Sir John Tavener defied doctors’ expectations when he resumed composing after a heart attack. Regarded as one of Britain’s greatest living composers, he talks about how the possibility of “sudden death at any time” has changed his music, his outlook and his faith.

When Sir John Tavener suffered a heart attack in Switzerland in December 2007, he had emergency bypass surgery and spent four months in intensive care.

“They didn’t know whether my brain had been damaged,” he says.

“My wife had flown over, and she played me Mozart. And I apparently, in my unconscious state, began conducting. So that brought me round again.”

The power of music came to Sir John’s aid in his hospital bed. That music should connect with something deep within him is perhaps not so far-fetched given his lifelong devotion to harnessing the power of music himself.

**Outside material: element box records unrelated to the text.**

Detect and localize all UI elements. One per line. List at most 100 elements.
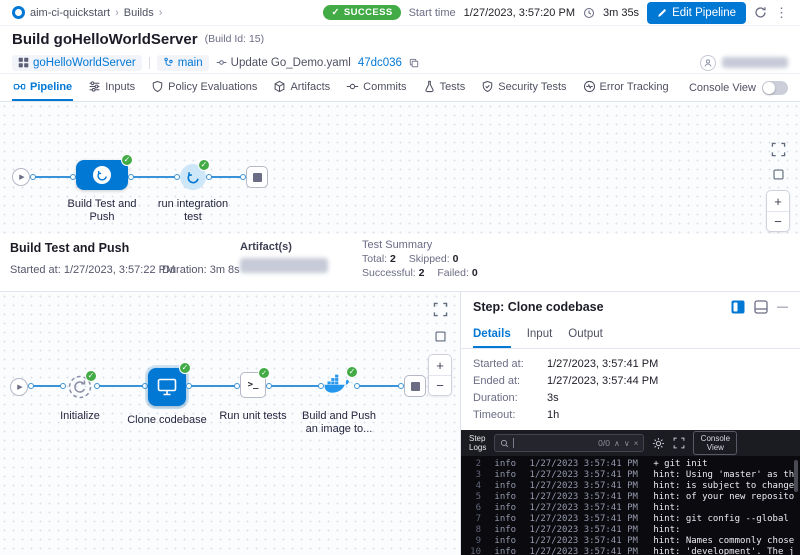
refresh-icon[interactable]: [754, 6, 767, 19]
step-node-build-and-push[interactable]: ✓: [324, 374, 354, 397]
step-node-run-unit-tests[interactable]: >_ ✓: [240, 372, 266, 398]
repo-chip[interactable]: goHelloWorldServer: [12, 55, 142, 71]
tab-commits[interactable]: Commits: [345, 74, 407, 101]
search-close-icon[interactable]: ×: [634, 439, 639, 448]
log-fullscreen-icon[interactable]: [673, 437, 685, 449]
fullscreen-icon[interactable]: [771, 142, 786, 157]
log-level: info: [494, 481, 516, 491]
log-text: hint: 'development'. The just-created b: [653, 547, 794, 555]
terminal-icon: >_: [248, 380, 259, 390]
step-detail-fields: Started at:1/27/2023, 3:57:41 PM Ended a…: [461, 349, 800, 430]
tab-output[interactable]: Output: [568, 322, 603, 348]
commit-sha-link[interactable]: 47dc036: [358, 57, 402, 69]
search-prev-icon[interactable]: ∧: [614, 439, 620, 448]
step-node-initialize[interactable]: ✓: [66, 373, 94, 401]
log-line: 10 info 1/27/2023 3:57:41 PM hint: 'deve…: [467, 547, 794, 555]
log-level: info: [494, 470, 516, 480]
more-menu-icon[interactable]: ⋮: [775, 6, 788, 19]
console-view-toggle[interactable]: [762, 81, 788, 95]
pencil-icon: [657, 8, 667, 18]
field-timeout: Timeout:1h: [473, 409, 788, 426]
tab-artifacts[interactable]: Artifacts: [272, 74, 331, 101]
stage-graph-canvas[interactable]: ▶ ✓ Build Test and Push ✓ run integratio…: [0, 102, 800, 234]
lower-split: ▶ ✓ Initialize ✓ Clone codebase >_ ✓ Run…: [0, 292, 800, 555]
status-badge: ✓ SUCCESS: [323, 5, 400, 20]
copy-icon[interactable]: [409, 58, 419, 68]
console-view-button[interactable]: Console View: [693, 431, 737, 455]
log-settings-gear-icon[interactable]: [652, 437, 665, 450]
commits-icon: [346, 80, 359, 93]
connector-line: [132, 176, 176, 178]
artifacts-icon: [273, 80, 286, 93]
tab-tests[interactable]: Tests: [422, 74, 467, 101]
log-text: hint: Names commonly chosen instead of: [653, 536, 794, 546]
build-id: (Build Id: 15): [205, 33, 265, 45]
minimize-icon[interactable]: —: [777, 301, 788, 313]
redacted-username: [722, 57, 788, 68]
stage-node-label: Build Test and Push: [57, 198, 147, 224]
view-split-right-icon[interactable]: [731, 300, 745, 314]
connector-line: [210, 176, 242, 178]
log-level: info: [494, 492, 516, 502]
reset-view-icon[interactable]: [434, 330, 447, 343]
zoom-out-button[interactable]: −: [767, 211, 789, 231]
tab-security-tests[interactable]: Security Tests: [480, 74, 567, 101]
tab-label: Tests: [440, 81, 466, 93]
zoom-in-button[interactable]: +: [767, 191, 789, 211]
toggle-knob: [763, 82, 775, 94]
log-scrollbar[interactable]: [794, 460, 798, 492]
tab-pipeline[interactable]: Pipeline: [12, 74, 73, 101]
log-line: 8 info 1/27/2023 3:57:41 PM hint:: [467, 525, 794, 536]
success-check-icon: ✓: [179, 362, 191, 374]
log-line: 3 info 1/27/2023 3:57:41 PM hint: Using …: [467, 470, 794, 481]
tab-details[interactable]: Details: [473, 322, 511, 348]
search-next-icon[interactable]: ∨: [624, 439, 630, 448]
reset-view-icon[interactable]: [772, 168, 785, 181]
log-text: hint:: [653, 503, 680, 513]
log-lines[interactable]: 2 info 1/27/2023 3:57:41 PM + git init 3…: [461, 456, 800, 555]
stage-details-band: Build Test and Push Started at: 1/27/202…: [0, 234, 800, 292]
breadcrumb-builds[interactable]: Builds: [124, 7, 154, 19]
view-split-bottom-icon[interactable]: [754, 300, 768, 314]
tab-error-tracking[interactable]: Error Tracking: [582, 74, 670, 101]
tab-policy-evaluations[interactable]: Policy Evaluations: [150, 74, 258, 101]
commit-message[interactable]: Update Go_Demo.yaml: [216, 57, 351, 69]
field-ended-at: Ended at:1/27/2023, 3:57:44 PM: [473, 375, 788, 392]
tab-label: Commits: [363, 81, 406, 93]
log-text: hint:: [653, 525, 680, 535]
edit-pipeline-button[interactable]: Edit Pipeline: [647, 2, 746, 24]
check-icon: ✓: [331, 7, 339, 18]
log-level: info: [494, 547, 516, 555]
fullscreen-icon[interactable]: [433, 302, 448, 317]
step-graph-canvas[interactable]: ▶ ✓ Initialize ✓ Clone codebase >_ ✓ Run…: [0, 292, 460, 555]
log-level: info: [494, 459, 516, 469]
tab-inputs[interactable]: Inputs: [87, 74, 136, 101]
stage-node-run-integration-test[interactable]: ✓: [180, 164, 206, 190]
connector-line: [190, 385, 236, 387]
log-line-number: 3: [467, 470, 481, 481]
zoom-out-button[interactable]: −: [429, 375, 451, 395]
clock-icon: [583, 7, 595, 19]
run-summary-bar: ✓ SUCCESS Start time 1/27/2023, 3:57:20 …: [323, 2, 788, 24]
log-text: hint: git config --global init.defaul: [653, 514, 794, 524]
success-check-icon: ✓: [198, 159, 210, 171]
tab-input[interactable]: Input: [527, 322, 553, 348]
stage-node-build-test-and-push[interactable]: ✓: [76, 160, 128, 190]
breadcrumb-separator-icon: ›: [159, 7, 163, 19]
log-search-input[interactable]: 0/0 ∧ ∨ ×: [494, 434, 644, 452]
app-root: aim-ci-quickstart › Builds › ✓ SUCCESS S…: [0, 0, 800, 555]
elapsed-time: 3m 35s: [603, 7, 639, 19]
tab-label: Inputs: [105, 81, 135, 93]
field-duration: Duration:3s: [473, 392, 788, 409]
search-caret: [513, 438, 594, 448]
success-check-icon: ✓: [258, 367, 270, 379]
breadcrumb-project[interactable]: aim-ci-quickstart: [30, 7, 110, 19]
log-line-number: 9: [467, 536, 481, 547]
step-node-clone-codebase[interactable]: ✓: [148, 368, 186, 406]
zoom-in-button[interactable]: +: [429, 355, 451, 375]
log-timestamp: 1/27/2023 3:57:41 PM: [530, 459, 638, 469]
log-timestamp: 1/27/2023 3:57:41 PM: [530, 536, 638, 546]
branch-chip[interactable]: main: [157, 55, 209, 71]
clone-codebase-icon: [157, 378, 177, 396]
log-line: 5 info 1/27/2023 3:57:41 PM hint: of you…: [467, 492, 794, 503]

The composer has achieved a popularity that is rare in the classical world with choral works that are marked out by their pared-down beauty and intense spirituality.

Music has always been sacred to Sir John, who converted to the Orthodox church in 1977 and has said that “my way towards God has been to write music”.

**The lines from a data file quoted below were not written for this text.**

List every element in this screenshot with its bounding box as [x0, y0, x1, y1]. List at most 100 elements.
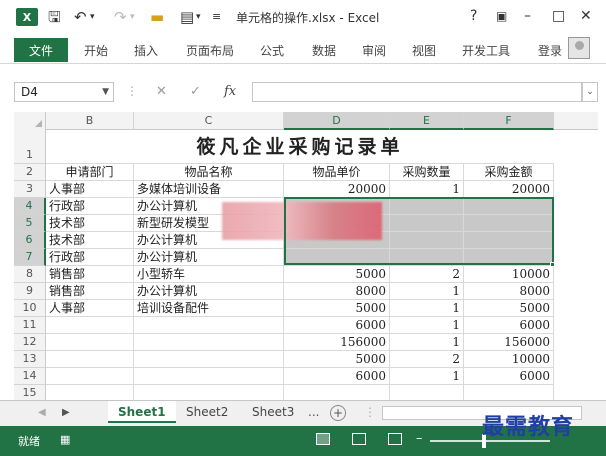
cell-d13[interactable]: 5000: [284, 351, 390, 368]
cell-b2[interactable]: 申请部门: [46, 164, 134, 181]
select-all-corner[interactable]: [14, 112, 46, 130]
cell-d11[interactable]: 6000: [284, 317, 390, 334]
tab-file[interactable]: 文件: [14, 38, 68, 62]
expand-formula-bar-button[interactable]: ⌄: [582, 82, 598, 102]
tab-home[interactable]: 开始: [84, 42, 108, 59]
cell-e13[interactable]: 2: [390, 351, 464, 368]
cell-c15[interactable]: [134, 385, 284, 400]
cell-f3[interactable]: 20000: [464, 181, 554, 198]
row-header-5[interactable]: 5: [14, 215, 46, 232]
cell-d10[interactable]: 5000: [284, 300, 390, 317]
cell-c7[interactable]: 办公计算机: [134, 249, 284, 266]
minimize-button[interactable]: –: [524, 7, 531, 25]
cell-c10[interactable]: 培训设备配件: [134, 300, 284, 317]
cell-b14[interactable]: [46, 368, 134, 385]
avatar[interactable]: [568, 37, 590, 59]
name-box[interactable]: D4 ▼: [14, 82, 114, 102]
cell-d9[interactable]: 8000: [284, 283, 390, 300]
tab-insert[interactable]: 插入: [134, 42, 158, 59]
close-button[interactable]: ✕: [580, 7, 592, 25]
cell-b12[interactable]: [46, 334, 134, 351]
tab-sheet1[interactable]: Sheet1: [108, 401, 176, 423]
cell-e11[interactable]: 1: [390, 317, 464, 334]
cell-f2[interactable]: 采购金额: [464, 164, 554, 181]
print-preview-icon[interactable]: ▤: [180, 6, 194, 28]
cell-f13[interactable]: 10000: [464, 351, 554, 368]
cell-c11[interactable]: [134, 317, 284, 334]
sheet-title-cell[interactable]: 筱凡企业采购记录单: [46, 130, 554, 164]
column-header-f[interactable]: F: [464, 112, 554, 130]
cell-f7[interactable]: [464, 249, 554, 266]
undo-icon[interactable]: ↶: [74, 6, 87, 28]
column-header-c[interactable]: C: [134, 112, 284, 130]
cell-d15[interactable]: [284, 385, 390, 400]
cell-b4[interactable]: 行政部: [46, 198, 134, 215]
tab-developer[interactable]: 开发工具: [462, 42, 510, 59]
tab-sheet2[interactable]: Sheet2: [176, 401, 238, 423]
normal-view-button[interactable]: [316, 433, 330, 445]
row-header-12[interactable]: 12: [14, 334, 46, 351]
tab-sheet3[interactable]: Sheet3: [242, 401, 304, 423]
cell-b13[interactable]: [46, 351, 134, 368]
cell-e12[interactable]: 1: [390, 334, 464, 351]
name-box-dropdown-icon[interactable]: ▼: [102, 83, 109, 101]
redo-icon[interactable]: ↷: [114, 6, 127, 28]
cell-e9[interactable]: 1: [390, 283, 464, 300]
row-header-15[interactable]: 15: [14, 385, 46, 400]
ribbon-display-button[interactable]: ▣: [496, 7, 507, 25]
row-header-6[interactable]: 6: [14, 232, 46, 249]
row-header-1[interactable]: 1: [14, 130, 46, 164]
cell-e14[interactable]: 1: [390, 368, 464, 385]
cell-b6[interactable]: 技术部: [46, 232, 134, 249]
cell-d8[interactable]: 5000: [284, 266, 390, 283]
cell-e8[interactable]: 2: [390, 266, 464, 283]
tab-data[interactable]: 数据: [312, 42, 336, 59]
cell-c12[interactable]: [134, 334, 284, 351]
cell-b9[interactable]: 销售部: [46, 283, 134, 300]
zoom-out-button[interactable]: –: [416, 431, 423, 446]
save-icon[interactable]: 🖫: [48, 6, 61, 28]
cell-f12[interactable]: 156000: [464, 334, 554, 351]
login-link[interactable]: 登录: [538, 42, 562, 59]
open-folder-icon[interactable]: ▬: [150, 6, 164, 28]
tab-formulas[interactable]: 公式: [260, 42, 284, 59]
row-header-9[interactable]: 9: [14, 283, 46, 300]
cell-e15[interactable]: [390, 385, 464, 400]
undo-dropdown-icon[interactable]: ▾: [90, 6, 95, 28]
macro-record-icon[interactable]: ▦: [60, 433, 70, 446]
cell-e5[interactable]: [390, 215, 464, 232]
tab-review[interactable]: 审阅: [362, 42, 386, 59]
worksheet-grid[interactable]: BCDEF 1 筱凡企业采购记录单 2 申请部门 物品名称 物品单价 采购数量 采购金额 3 人事…: [14, 112, 598, 400]
cell-f9[interactable]: 8000: [464, 283, 554, 300]
cell-b15[interactable]: [46, 385, 134, 400]
redo-dropdown-icon[interactable]: ▾: [130, 6, 135, 28]
cell-f14[interactable]: 6000: [464, 368, 554, 385]
insert-function-button[interactable]: fx: [224, 84, 236, 99]
cell-f10[interactable]: 5000: [464, 300, 554, 317]
next-sheet-icon[interactable]: ▶: [62, 407, 70, 418]
cell-f15[interactable]: [464, 385, 554, 400]
cell-c9[interactable]: 办公计算机: [134, 283, 284, 300]
cell-e7[interactable]: [390, 249, 464, 266]
more-sheets-button[interactable]: ...: [308, 405, 319, 419]
tab-page-layout[interactable]: 页面布局: [186, 42, 234, 59]
maximize-button[interactable]: □: [552, 7, 565, 25]
fill-handle[interactable]: [550, 262, 555, 267]
cell-e3[interactable]: 1: [390, 181, 464, 198]
cell-c3[interactable]: 多媒体培训设备: [134, 181, 284, 198]
cell-b5[interactable]: 技术部: [46, 215, 134, 232]
cell-f5[interactable]: [464, 215, 554, 232]
cell-f8[interactable]: 10000: [464, 266, 554, 283]
row-header-11[interactable]: 11: [14, 317, 46, 334]
row-header-10[interactable]: 10: [14, 300, 46, 317]
page-layout-view-button[interactable]: [352, 433, 366, 445]
cell-e4[interactable]: [390, 198, 464, 215]
column-header-d[interactable]: D: [284, 112, 390, 130]
column-header-b[interactable]: B: [46, 112, 134, 130]
cell-c8[interactable]: 小型轿车: [134, 266, 284, 283]
cell-b3[interactable]: 人事部: [46, 181, 134, 198]
cell-d2[interactable]: 物品单价: [284, 164, 390, 181]
cell-c13[interactable]: [134, 351, 284, 368]
page-break-view-button[interactable]: [388, 433, 402, 445]
confirm-entry-button[interactable]: ✓: [190, 84, 201, 99]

In 1992, The Protecting Veil, for solo cello and strings, topped the classical charts for several months. In 1997, Sir John’s Song For Athene was played as the coffin of Princess Diana was carried out of Westminster Abbey during her funeral.

I think all religions have reached a stage of maturity, therefore decay, and, up to a point, senility”

Sir John Tavener And his A New Beginning was chosen to see in the new century at the end of 1999 in the Millennium Dome in London.